'PRESIDENT' Y RIOJANO

MARCELINO IZQUIERDO - EL CRISOL

Nunca hubiera imaginado el sacerdote riojano Benito Ignacio de Salazar que, cuando fue elegido 'president' de la Generalitat de Cataluña, allá por 1689, el condado que entonces regentaba bajo la Corona de Aragón tuviera las miras tan cortas. Más en concreto, son los políticos que actualmente la regentan, empeñados en celebrar un referéndum tercermundista y bananero el próximo 1 de octubre.
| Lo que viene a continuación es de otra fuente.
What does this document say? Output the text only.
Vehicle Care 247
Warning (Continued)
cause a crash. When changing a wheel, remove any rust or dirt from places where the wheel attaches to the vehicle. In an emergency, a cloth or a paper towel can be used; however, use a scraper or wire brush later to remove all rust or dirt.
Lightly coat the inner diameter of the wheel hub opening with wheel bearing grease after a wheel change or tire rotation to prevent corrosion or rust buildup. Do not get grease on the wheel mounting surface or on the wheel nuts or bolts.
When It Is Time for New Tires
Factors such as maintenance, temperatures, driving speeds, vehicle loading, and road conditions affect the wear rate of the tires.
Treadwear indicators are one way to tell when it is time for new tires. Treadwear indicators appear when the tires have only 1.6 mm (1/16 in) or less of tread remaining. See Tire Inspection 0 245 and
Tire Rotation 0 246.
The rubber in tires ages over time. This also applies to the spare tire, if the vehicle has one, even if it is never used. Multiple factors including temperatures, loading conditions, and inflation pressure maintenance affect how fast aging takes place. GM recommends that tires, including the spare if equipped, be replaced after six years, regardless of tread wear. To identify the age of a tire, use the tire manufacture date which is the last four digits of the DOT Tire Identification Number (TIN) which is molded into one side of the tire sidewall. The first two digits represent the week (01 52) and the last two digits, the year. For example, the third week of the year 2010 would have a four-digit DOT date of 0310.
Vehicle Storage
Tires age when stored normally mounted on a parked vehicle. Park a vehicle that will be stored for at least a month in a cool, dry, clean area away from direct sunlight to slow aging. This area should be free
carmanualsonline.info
Que, en pleno siglo XXI, la burguesía catalana haya maquinado un 'procés' decimonónico junto a Esquerra Republicana -izquierda e independentismo son conceptos antagónicos- y a los anticapitalistas de la CUP -¿antisistema y nacionalistas? ¿Cómo se entiende tan explosivo cóctel?- semeja un disparate digno de un guión de los teleñecos o de un culebrón venezolano.
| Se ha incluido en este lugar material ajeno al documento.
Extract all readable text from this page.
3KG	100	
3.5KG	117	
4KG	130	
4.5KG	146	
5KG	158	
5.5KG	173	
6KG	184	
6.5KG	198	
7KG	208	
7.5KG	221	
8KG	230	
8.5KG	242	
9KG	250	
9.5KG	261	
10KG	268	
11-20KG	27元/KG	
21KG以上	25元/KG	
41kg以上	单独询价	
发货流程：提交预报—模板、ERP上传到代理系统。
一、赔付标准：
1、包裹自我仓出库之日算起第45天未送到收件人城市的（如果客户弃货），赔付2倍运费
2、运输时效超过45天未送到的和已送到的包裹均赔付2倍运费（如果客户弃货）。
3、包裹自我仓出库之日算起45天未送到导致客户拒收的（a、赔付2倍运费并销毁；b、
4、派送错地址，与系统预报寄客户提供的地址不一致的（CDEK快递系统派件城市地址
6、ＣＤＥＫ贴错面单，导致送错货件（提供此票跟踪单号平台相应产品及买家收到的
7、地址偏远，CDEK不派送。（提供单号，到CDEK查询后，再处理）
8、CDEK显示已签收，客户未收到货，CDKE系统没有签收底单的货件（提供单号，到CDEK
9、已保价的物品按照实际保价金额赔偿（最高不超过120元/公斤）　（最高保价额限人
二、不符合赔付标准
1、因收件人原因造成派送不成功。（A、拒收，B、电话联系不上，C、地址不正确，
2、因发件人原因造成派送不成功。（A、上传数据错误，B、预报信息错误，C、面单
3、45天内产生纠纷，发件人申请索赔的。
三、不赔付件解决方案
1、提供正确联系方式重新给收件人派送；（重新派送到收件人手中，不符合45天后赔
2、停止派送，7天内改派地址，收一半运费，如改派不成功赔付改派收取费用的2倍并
Pero volvamos a la historia. Nacido en Baños de Río Tobía el 15 de enero de 1615, Ignacio de Salazar Goiri protagonizó una robusta carrera eclesiástica, ocupando el cargo de teólogo del rey Carlos II y ejerciendo como obispo de Barcelona a la edad de 68 años. Entre 1689 y 1692, el benedictino Benet Ignasi de Salazar -su nombre en catalán- fue cabeza visible de la Generalitat, cuyo poder se prolongaba desde la Edad Media a través de la iglesia, la nobleza y la milicia y la burguesía urbana. Algo debía barruntar, no obstante, este clérigo bañejo porque, antes de morir -lo que ocurrió el 23 de diciembre de 1693-, había ordenado que su corazón fuera llevado a La Rioja. Y aunque sus restos fueron inhumados en la catedral barcelonesa, su corazón descansa en el cenotafio que puede contemplarse en el monasterio de Yuso de San Millán de la Cogolla, en el que destaca su figura orante y la Virgen de Montserrat, tal era la devoción que guardaba a la 'moreneta'.